Simon Dean were selected through competitive tender to carry out the installation of 100,000 litre water tank for use by the aggregate handling yard for dust suppression across the site.
This project was managed and supervised by Simon Dean engineers for the duration of the project, delivering site inductions, issuing work permits, controlling working hours, management of specialist sub-contractors and safety documentation such as Work Package Plans, Task Brief Sheets and Hand Arm Vibration Syndrome records for all operatives on site.
The work scope included, clearance of the existing site and removal of the existing temporary water bowsers ready for the works to commence.
The existing water bore hole onsite was re-drilled to allow for the for the depth to be increased, inline with Environment Agency conditions, it was then relined and a new submersible pump installed down the well ready for the above ground civil engineering works to commence.
The concrete pad on which the tank was to be laid and the sump hole for the bore hole had exacting design specification detail to ensure the load bearing capacity and structural integrity of the concrete slab was sufficient for the tank, associated equipment and the 100,000 litre water content.
We progressed through the build in a methodical manner to meet our key milestones however suffered one slippage at a key point of the project due to sustained inclement weather during the period that 95sqm of concrete was to be poured. We worked with Network Rail to keep them updated before, during and after the slip to the programme which resulted in us running 3 days behind schedule.
Once the concrete was poured, we installed a temporary frost protection membrane due to the continued period of cold weather which then delayed the delivery of the GRP enclosure. Having removed the frost protection, full progress was resumed, to concurrently commence works on the both the GRP enclosure and the tank erection to bring the programme back inline on a busy site.
A testimony to the civils delivery excellence was confirmed during the tank installation where it was verified the slab met the precise level tolerance of 2mm in 1m variation across the slab allowing the installation of the tank to commence unhindered.
Despite the scheme being build only, having been designed by others, Simon Dean were able to foresee and engineer out a potential issue with the GRP enclosure. The original specification had no facility to vertically remove the 3m section of the bore hole pump pipework, we identified that installing a cubicle with a removable roof would be the best solution and consequently scoured the market to find a roof that can be removed as a modular component preventing the need for design changes and incurred costs.
As the progress of the GRP modular split tank continued the electrical and mechanical elements commenced bringing new distribution equipment, galvanised cable containment, tank control panels, pump control panels and control sensors into place for connection.
The mechanical element of the project progressed to install the 50mm and 100mm galvanised pipework complete with pumps, isolation valves, non-return valves and water meters to the project supplying the two sides of the tank on the incoming side and joining two outlets to provide the outlet pipework to which the Yard’s equipment can connect.
Throughout the project we raised a number of technical queries which allowed us to collaborate with Network Rail to refine details on the job and provide innovative solutions to challenges.

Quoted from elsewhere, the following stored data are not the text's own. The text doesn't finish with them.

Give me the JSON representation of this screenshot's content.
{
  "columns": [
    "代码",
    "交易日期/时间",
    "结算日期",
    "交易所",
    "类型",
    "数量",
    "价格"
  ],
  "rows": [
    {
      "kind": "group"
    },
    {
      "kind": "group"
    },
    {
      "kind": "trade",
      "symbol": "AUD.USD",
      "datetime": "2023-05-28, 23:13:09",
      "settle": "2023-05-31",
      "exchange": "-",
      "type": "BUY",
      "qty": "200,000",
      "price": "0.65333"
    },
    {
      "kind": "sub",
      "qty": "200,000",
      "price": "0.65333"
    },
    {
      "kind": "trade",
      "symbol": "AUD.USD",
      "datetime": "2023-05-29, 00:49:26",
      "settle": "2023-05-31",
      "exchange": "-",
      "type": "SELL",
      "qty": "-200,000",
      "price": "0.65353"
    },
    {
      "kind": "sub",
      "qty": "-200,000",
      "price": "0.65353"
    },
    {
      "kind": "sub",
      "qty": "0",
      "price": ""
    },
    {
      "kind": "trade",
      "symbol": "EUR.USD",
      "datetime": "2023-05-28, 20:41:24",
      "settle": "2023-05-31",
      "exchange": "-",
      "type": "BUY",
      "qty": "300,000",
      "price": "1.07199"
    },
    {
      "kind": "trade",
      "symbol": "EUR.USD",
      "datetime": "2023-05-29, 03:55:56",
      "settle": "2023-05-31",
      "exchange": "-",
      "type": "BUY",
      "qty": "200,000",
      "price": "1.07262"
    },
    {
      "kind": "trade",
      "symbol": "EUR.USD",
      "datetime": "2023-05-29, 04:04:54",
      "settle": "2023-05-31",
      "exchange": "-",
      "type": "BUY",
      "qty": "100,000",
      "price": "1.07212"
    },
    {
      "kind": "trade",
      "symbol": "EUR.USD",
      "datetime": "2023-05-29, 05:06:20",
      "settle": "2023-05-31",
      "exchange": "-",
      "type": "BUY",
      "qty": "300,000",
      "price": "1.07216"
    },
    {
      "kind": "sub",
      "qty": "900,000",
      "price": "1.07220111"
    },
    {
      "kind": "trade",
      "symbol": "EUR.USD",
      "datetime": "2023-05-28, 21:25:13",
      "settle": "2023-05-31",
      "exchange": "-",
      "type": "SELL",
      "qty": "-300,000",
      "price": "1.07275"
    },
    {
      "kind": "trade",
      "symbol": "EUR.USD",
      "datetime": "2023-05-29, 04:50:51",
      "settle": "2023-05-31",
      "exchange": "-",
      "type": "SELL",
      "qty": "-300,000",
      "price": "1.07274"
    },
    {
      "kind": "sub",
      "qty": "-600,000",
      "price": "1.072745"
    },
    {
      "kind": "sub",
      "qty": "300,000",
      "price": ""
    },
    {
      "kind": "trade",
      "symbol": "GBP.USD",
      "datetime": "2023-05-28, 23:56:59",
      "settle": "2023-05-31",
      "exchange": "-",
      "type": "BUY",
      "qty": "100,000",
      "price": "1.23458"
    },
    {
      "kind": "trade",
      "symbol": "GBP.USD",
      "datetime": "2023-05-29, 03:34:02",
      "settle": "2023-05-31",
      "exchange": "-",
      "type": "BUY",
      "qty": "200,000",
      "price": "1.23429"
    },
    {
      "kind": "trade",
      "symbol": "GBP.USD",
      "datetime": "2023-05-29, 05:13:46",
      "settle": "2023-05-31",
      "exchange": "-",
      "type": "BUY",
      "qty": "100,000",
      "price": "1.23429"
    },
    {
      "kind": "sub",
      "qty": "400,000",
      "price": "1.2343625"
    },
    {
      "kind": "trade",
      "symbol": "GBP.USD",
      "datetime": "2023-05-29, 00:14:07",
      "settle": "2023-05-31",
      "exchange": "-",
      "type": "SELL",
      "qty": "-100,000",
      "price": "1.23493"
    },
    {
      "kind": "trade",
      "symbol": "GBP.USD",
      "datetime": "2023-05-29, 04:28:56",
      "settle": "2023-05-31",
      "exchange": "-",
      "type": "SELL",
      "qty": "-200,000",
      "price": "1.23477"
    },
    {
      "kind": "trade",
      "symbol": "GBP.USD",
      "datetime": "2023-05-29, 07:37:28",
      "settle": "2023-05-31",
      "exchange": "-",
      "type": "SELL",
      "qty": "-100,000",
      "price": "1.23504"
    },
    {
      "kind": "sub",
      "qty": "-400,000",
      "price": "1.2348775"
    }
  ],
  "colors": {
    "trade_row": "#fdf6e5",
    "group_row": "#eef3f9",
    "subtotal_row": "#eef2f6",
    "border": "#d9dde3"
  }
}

Due to our experience and knowledge we considered the proposed floor material to sit over the sump and suggested that the galvanised durbar be exchanged for non-slip GRP mesh as this would present less manual handling risk for any operatives who may be required to remove the mesh for maintenance and repairs. The GRP mesh is not only physically lighter despite it being able to supersede the load bearing capacity of the durbar but also presented a more sustainable solution as the GRP is less susceptible to weathering which was evident on the existing equipment, all of which was completed at no cost to Network Rail.
During the final days of the project COVID-19 shut down the majority of construction sites across the UK. Simon Dean were able to quickly put solutions in place to temporarily control the water tank and ensure a water source can be maintained for the depot to operate the dust suppression equipment throughout the unknown site closure period. This solution allowed us to de-mobilise the site return all engineers home to self-isolate where required and reduce the risk for key workers keeping the depot operation through the period of time.
The final details of the project which include the final connections of the custom pump control panel and site commissioning are yet to be complete as COVID-19 commanded the site should be closed due to being non-essential despite there only being a small number of working days remaining on the project.
Throughout the project we have communicated with the Network Rail, project delivery team and the Kingmoor management team to keep everyone informed and in control but not troubled. Communication has included regular site updates with pictures and weekly achievement updates in addition to detailed plans for the week ahead and the number of hours that operatives have spent onsite.
We look forward to returning to complete this project then demonstrating and handing over the commissioned project with the as built drawings, certification and operation & maintenance manual for the client to utilise.